Site information
- Type: Military airfield
- Controlled by: United States Army Air Forces

Location
- Coordinates: 42°55′08.76″N 10°45′42.76″E﻿ / ﻿42.9191000°N 10.7618778°E (Approximate)

Site history
- Built: 1944
- In use: 1944

= Follonica Airfield =

World War II airfield in Follonica, Italy

Follonica Airfield is an abandoned World War II military airfield in Italy, located in the vicinity of Follonica in Tuscany; about 180 km northwest of Rome.
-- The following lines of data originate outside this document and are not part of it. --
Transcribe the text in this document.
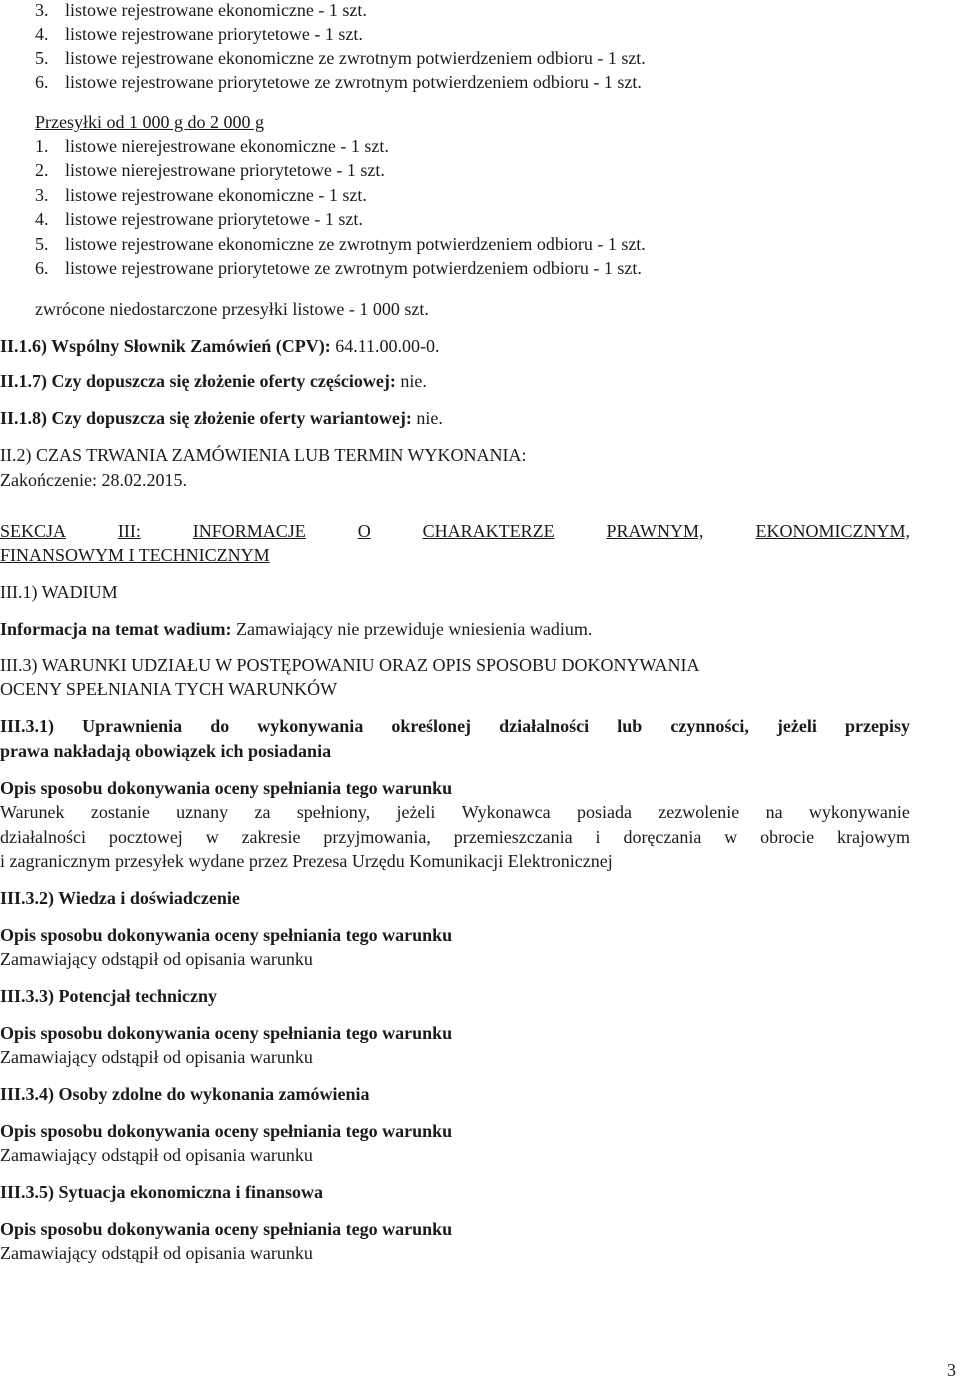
3. listowe rejestrowane ekonomiczne - 1 szt.

4. listowe rejestrowane priorytetowe - 1 szt.

5. listowe rejestrowane ekonomiczne ze zwrotnym potwierdzeniem odbioru - 1 szt.

6. listowe rejestrowane priorytetowe ze zwrotnym potwierdzeniem odbioru - 1 szt.

Przesyłki od 1 000 g do 2 000 g

1. listowe nierejestrowane ekonomiczne - 1 szt.

2. listowe nierejestrowane priorytetowe - 1 szt.

3. listowe rejestrowane ekonomiczne - 1 szt.

4. listowe rejestrowane priorytetowe - 1 szt.

5. listowe rejestrowane ekonomiczne ze zwrotnym potwierdzeniem odbioru - 1 szt.

6. listowe rejestrowane priorytetowe ze zwrotnym potwierdzeniem odbioru - 1 szt.

zwrócone niedostarczone przesyłki listowe - 1 000 szt.

II.1.6) Wspólny Słownik Zamówień (CPV): 64.11.00.00-0.

II.1.7) Czy dopuszcza się złożenie oferty częściowej: nie.

II.1.8) Czy dopuszcza się złożenie oferty wariantowej: nie.

II.2) CZAS TRWANIA ZAMÓWIENIA LUB TERMIN WYKONANIA:

Zakończenie: 28.02.2015.

SEKCJA	III:	INFORMACJE	O	CHARAKTERZE	PRAWNYM,	EKONOMICZNYM,

FINANSOWYM I TECHNICZNYM

III.1) WADIUM

Informacja na temat wadium: Zamawiający nie przewiduje wniesienia wadium.

III.3) WARUNKI UDZIAŁU W POSTĘPOWANIU ORAZ OPIS SPOSOBU DOKONYWANIA

OCENY SPEŁNIANIA TYCH WARUNKÓW

III.3.1) Uprawnienia do wykonywania określonej działalności lub czynności, jeżeli przepisy

prawa nakładają obowiązek ich posiadania

Opis sposobu dokonywania oceny spełniania tego warunku

Warunek zostanie uznany za spełniony, jeżeli Wykonawca posiada zezwolenie na wykonywanie
działalności pocztowej w zakresie przyjmowania, przemieszczania i doręczania w obrocie krajowym

i zagranicznym przesyłek wydane przez Prezesa Urzędu Komunikacji Elektronicznej

III.3.2) Wiedza i doświadczenie

Opis sposobu dokonywania oceny spełniania tego warunku

Zamawiający odstąpił od opisania warunku

III.3.3) Potencjał techniczny

Opis sposobu dokonywania oceny spełniania tego warunku

Zamawiający odstąpił od opisania warunku

III.3.4) Osoby zdolne do wykonania zamówienia

Opis sposobu dokonywania oceny spełniania tego warunku

Zamawiający odstąpił od opisania warunku

III.3.5) Sytuacja ekonomiczna i finansowa

Opis sposobu dokonywania oceny spełniania tego warunku

Zamawiający odstąpił od opisania warunku

3
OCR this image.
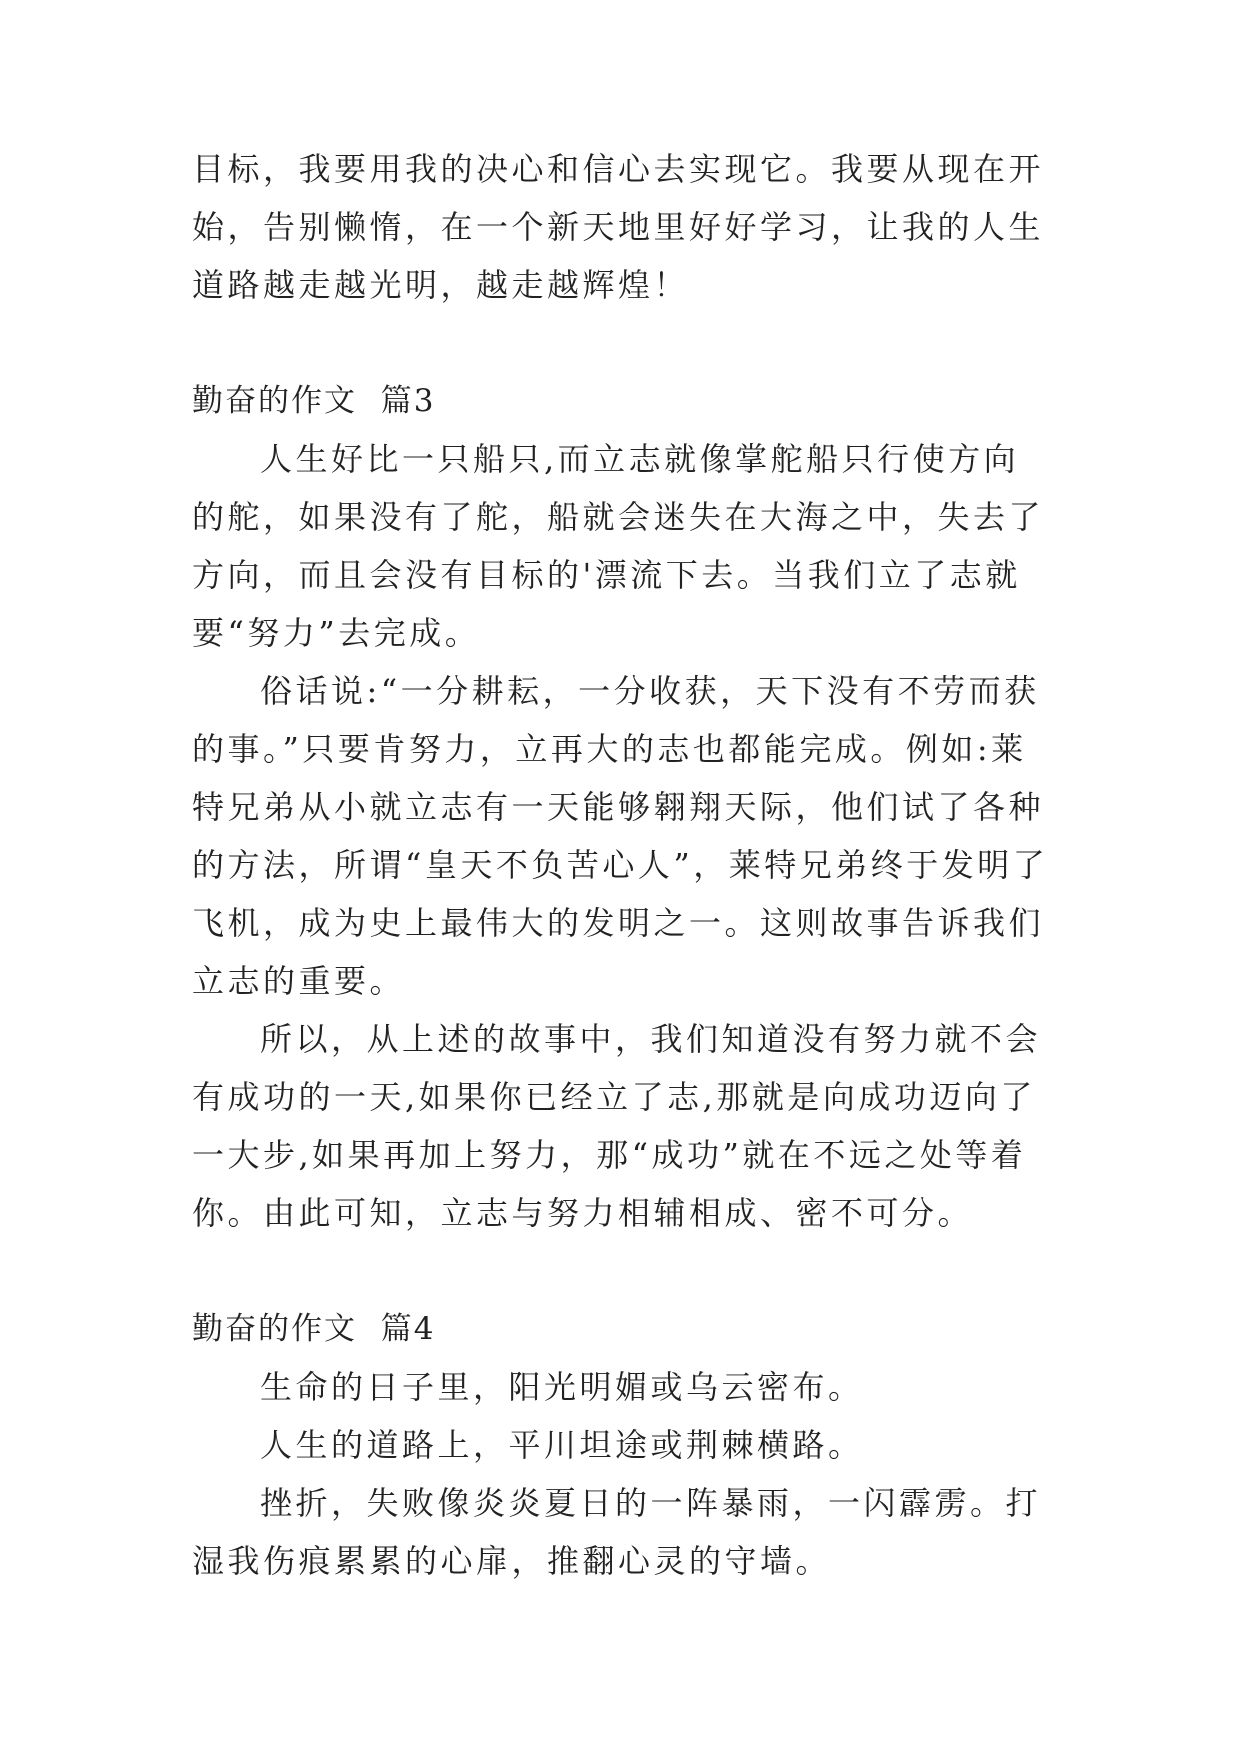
目标，我要用我的决心和信心去实现它。我要从现在开始，告别懒惰，在一个新天地里好好学习，让我的人生道路越走越光明，越走越辉煌！

勤奋的作文  篇3

人生好比一只船只,而立志就像掌舵船只行使方向的舵，如果没有了舵，船就会迷失在大海之中，失去了方向，而且会没有目标的'漂流下去。当我们立了志就要“努力”去完成。

俗话说:“一分耕耘，一分收获，天下没有不劳而获的事。”只要肯努力，立再大的志也都能完成。例如:莱特兄弟从小就立志有一天能够翱翔天际，他们试了各种的方法，所谓“皇天不负苦心人”，莱特兄弟终于发明了飞机，成为史上最伟大的发明之一。这则故事告诉我们立志的重要。

所以，从上述的故事中，我们知道没有努力就不会有成功的一天,如果你已经立了志,那就是向成功迈向了一大步,如果再加上努力，那“成功”就在不远之处等着你。由此可知，立志与努力相辅相成、密不可分。

勤奋的作文  篇4

生命的日子里，阳光明媚或乌云密布。

人生的道路上，平川坦途或荆棘横路。

挫折，失败像炎炎夏日的一阵暴雨，一闪霹雳。打湿我伤痕累累的心扉，推翻心灵的守墙。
It was an all-weather temporary field built by the United States Army Air Force XII Engineer Command using a graded earth compacted surface, with a prefabricated hessian (burlap) surfacing known as PHS. PHS was made of an asphalt-impregnated jute which was rolled out over the compacted surface over a square mesh track (SMT) grid of wire joined in 3-inch squares. Pierced Steel Planking was also used for parking areas, as well as for dispersal sites, when it was available. In addition, tents were used for billeting and also for support facilities; an access road was built to the existing road infrastructure; a dump for supplies, ammunition, and gasoline drums, along with a drinkable water and minimal electrical grid for communications and station lighting.

Once completed it was turned over for use by the Twelfth Air Force. Known units assigned were:

- 47th Bombardment Group, 18 September–October 1944, A-20 Havoc

When the Americans pulled out, the airfield was dismantled and abandoned. The land has since been turned into a housing development.